5.    [appellant] betoogt verder dat de rechtbank heeft miskend dat het college wegens bijzondere omstandigheden niet in redelijkheid heeft kunnen besluiten tot handhaving. Op grond van artikel 18, tweede lid, van de Regeling preventie, bestrijding en monitoring van besmettelijke dierziekten en zoönosen en TSE’s (hierna: de Regeling) is de slachterij namelijk verplicht om over een was- en ontsmettingsruimte te beschikken. Als deze ruimte wordt verwijderd, mag de slachterij niet worden geëxploiteerd. Verder hebben de was- en ontsmettingsruimte en de gewijzigde entree een zeer beperkte ruimtelijke invloed op de omgeving, zodat het college volgens [appellant] geen redelijk belang heeft bij handhavend optreden.

5.1.    Dat de slachterij op grond van de Regeling over een ontsmettingsplaats voor vervoermiddelen moet beschikken, betekent naar het oordeel van de voorzieningenrechter niet dat de was- en ontsmettingsruimte zonder de daarvoor vereiste omgevingsvergunningen kan worden opgericht of dat het college daartegen niet handhavend mag optreden. Voor zover [appellant] beoogt te betogen dat handhavend optreden onevenredig is wegens de financiële gevolgen van het moeten staken van de slachtactiviteiten, slaagt dat betoog evenmin. Zoals de Afdeling eerder heeft overwogen (bijvoorbeeld in de uitspraak van 24 december 2008, ECLI:NL:RVS:2008:BG8259), biedt de omstandigheid dat handhavend optreden mogelijk ernstige financiële gevolgen heeft voor degene ten laste van wie wordt gehandhaafd, geen grond voor het oordeel dat dit optreden zodanig onevenredig is in verhouding tot de daarmee te dienen belangen, dat het bestuursorgaan daarvan om die reden behoort af te zien. Het college heeft een zwaarder gewicht mogen toekennen aan het algemeen belang bij handhavend optreden. Dat de was- en ontsmettingsruimte en de gewijzigde entree volgens [appellant] een beperkte ruimtelijke uitstraling hebben, zijn ook geen omstandigheden waarin het college aanleiding had behoren te zien om niet handhavend op te treden.

De rechtbank heeft daarom terecht geen aanleiding gezien voor het oordeel dat het college wegens bijzondere omstandigheden had moeten afzien van handhavend optreden.

Het betoog faalt.

6.    Het hoger beroep is ongegrond.
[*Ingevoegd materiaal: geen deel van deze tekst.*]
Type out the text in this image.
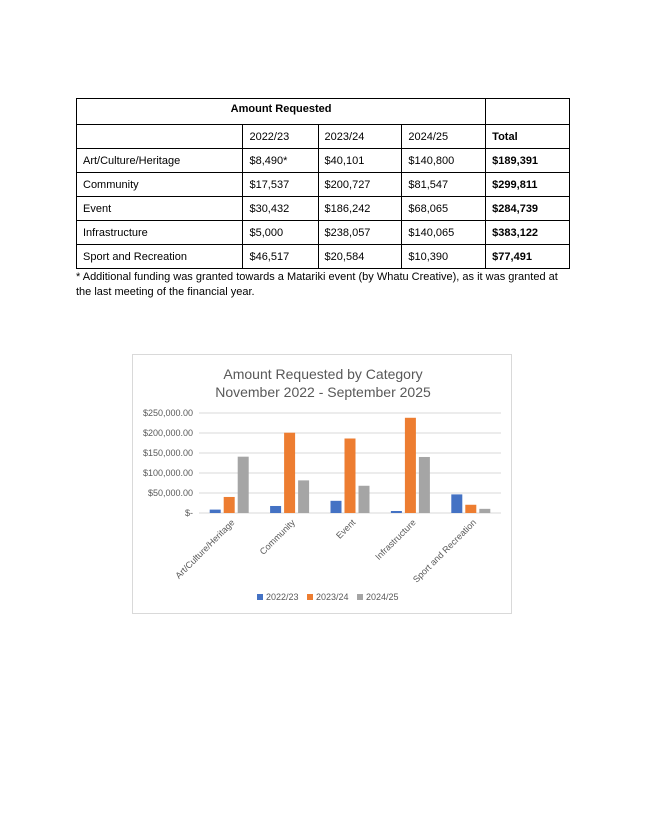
Amount Requested				
	2022/23	2023/24	2024/25	Total
Art/Culture/Heritage	$8,490*	$40,101	$140,800	$189,391
Community	$17,537	$200,727	$81,547	$299,811
Event	$30,432	$186,242	$68,065	$284,739
Infrastructure	$5,000	$238,057	$140,065	$383,122
Sport and Recreation	$46,517	$20,584	$10,390	$77,491
* Additional funding was granted towards a Matariki event (by Whatu Creative), as it was granted at the last meeting of the financial year.
Amount Requested by Category
November 2022 - September 2025
$-
$50,000.00
$100,000.00
$150,000.00
$200,000.00
$250,000.00
Art/Culture/Heritage Community	Event Infrastructure
Sport and Recreation
2022/23 2023/24 2024/25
De uitspraak van de rechtbank, voor zover aangevallen, dient te worden bevestigd.

7.    Om te voorkomen dat [appellant] daags na deze uitspraak een dwangsom verbeurt, en om hem enige tijd te geven om uitvoering te geven aan de last, ziet de voorzieningenrechter aanleiding om met toepassing van artikel 8:72, vijfde lid, van de Awb, de begunstigingstermijn te verlengen tot 1 februari 2020.
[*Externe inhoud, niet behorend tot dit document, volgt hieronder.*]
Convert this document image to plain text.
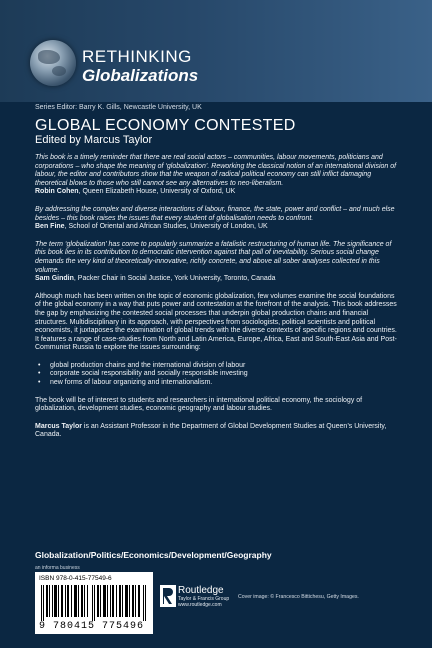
RETHINKING
Globalizations
Series Editor: Barry K. Gills, Newcastle University, UK
GLOBAL ECONOMY CONTESTED
Edited by Marcus Taylor
This book is a timely reminder that there are real social actors – communities, labour movements, politicians and corporations – who shape the meaning of ‘globalization’. Reworking the classical notion of an international division of labour, the editor and contributors show that the weapon of radical political economy can still inflict damaging theoretical blows to those who still cannot see any alternatives to neo-liberalism.
Robin Cohen, Queen Elizabeth House, University of Oxford, UK
By addressing the complex and diverse interactions of labour, finance, the state, power and conflict – and much else besides – this book raises the issues that every student of globalisation needs to confront.
Ben Fine, School of Oriental and African Studies, University of London, UK
The term ‘globalization’ has come to popularly summarize a fatalistic restructuring of human life. The significance of this book lies in its contribution to democratic intervention against that pall of inevitability. Serious social change demands the very kind of theoretically-innovative, richly concrete, and above all sober analyses collected in this volume.
Sam Gindin, Packer Chair in Social Justice, York University, Toronto, Canada
Although much has been written on the topic of economic globalization, few volumes examine the social foundations of the global economy in a way that puts power and contestation at the forefront of the analysis. This book addresses the gap by emphasizing the contested social processes that underpin global production chains and financial structures. Multidisciplinary in its approach, with perspectives from sociologists, political scientists and political economists, it juxtaposes the examination of global trends with the diverse contexts of specific regions and countries. It features a range of case-studies from North and Latin America, Europe, Africa, East and South-East Asia and Post-Communist Russia to explore the issues surrounding:
• global production chains and the international division of labour
• corporate social responsibility and socially responsible investing
• new forms of labour organizing and internationalism.
The book will be of interest to students and researchers in international political economy, the sociology of globalization, development studies, economic geography and labour studies.
Marcus Taylor is an Assistant Professor in the Department of Global Development Studies at Queen’s University, Canada.
Globalization/Politics/Economics/Development/Geography
an informa business
ISBN 978-0-415-77549-6
9 780415 775496
Routledge
Taylor & Francis Group
www.routledge.com
Cover image: © Francesco Bittichesu, Getty Images.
8.    Gelet op het voorgaande, moet het verzoek om het treffen van een voorlopige voorziening op grond van artikel 8:81 van de Awb worden afgewezen.

9.    Voor een proceskostenveroordeling bestaat geen aanleiding.

Beslissing

De voorzieningenrechter van de Afdeling bestuursrechtspraak van de Raad van State:

I.    bevestigt de uitspraak van de rechtbank, voor zover aangevallen;

II.    bepaalt bij wijze van voorlopige voorziening dat de begunstigingstermijn die is verbonden aan de bij het besluit van het college van burgemeester en wethouders van Sint-Michielsgestel van 13 maart 2018, kenmerk 716596, opgelegde last onder dwangsom, wordt gesteld op 1 februari 2020;

III.    wijst het verzoek af.

Aldus vastgesteld door mr. N. Verheij, voorzieningenrechter, in tegenwoordigheid van mr. M.J. van der Zijpp, griffier.

w.g. Verheij    w.g. Van der Zijpp
voorzieningenrechter    griffier

Uitgesproken in het openbaar op 20 december 2019

262-912.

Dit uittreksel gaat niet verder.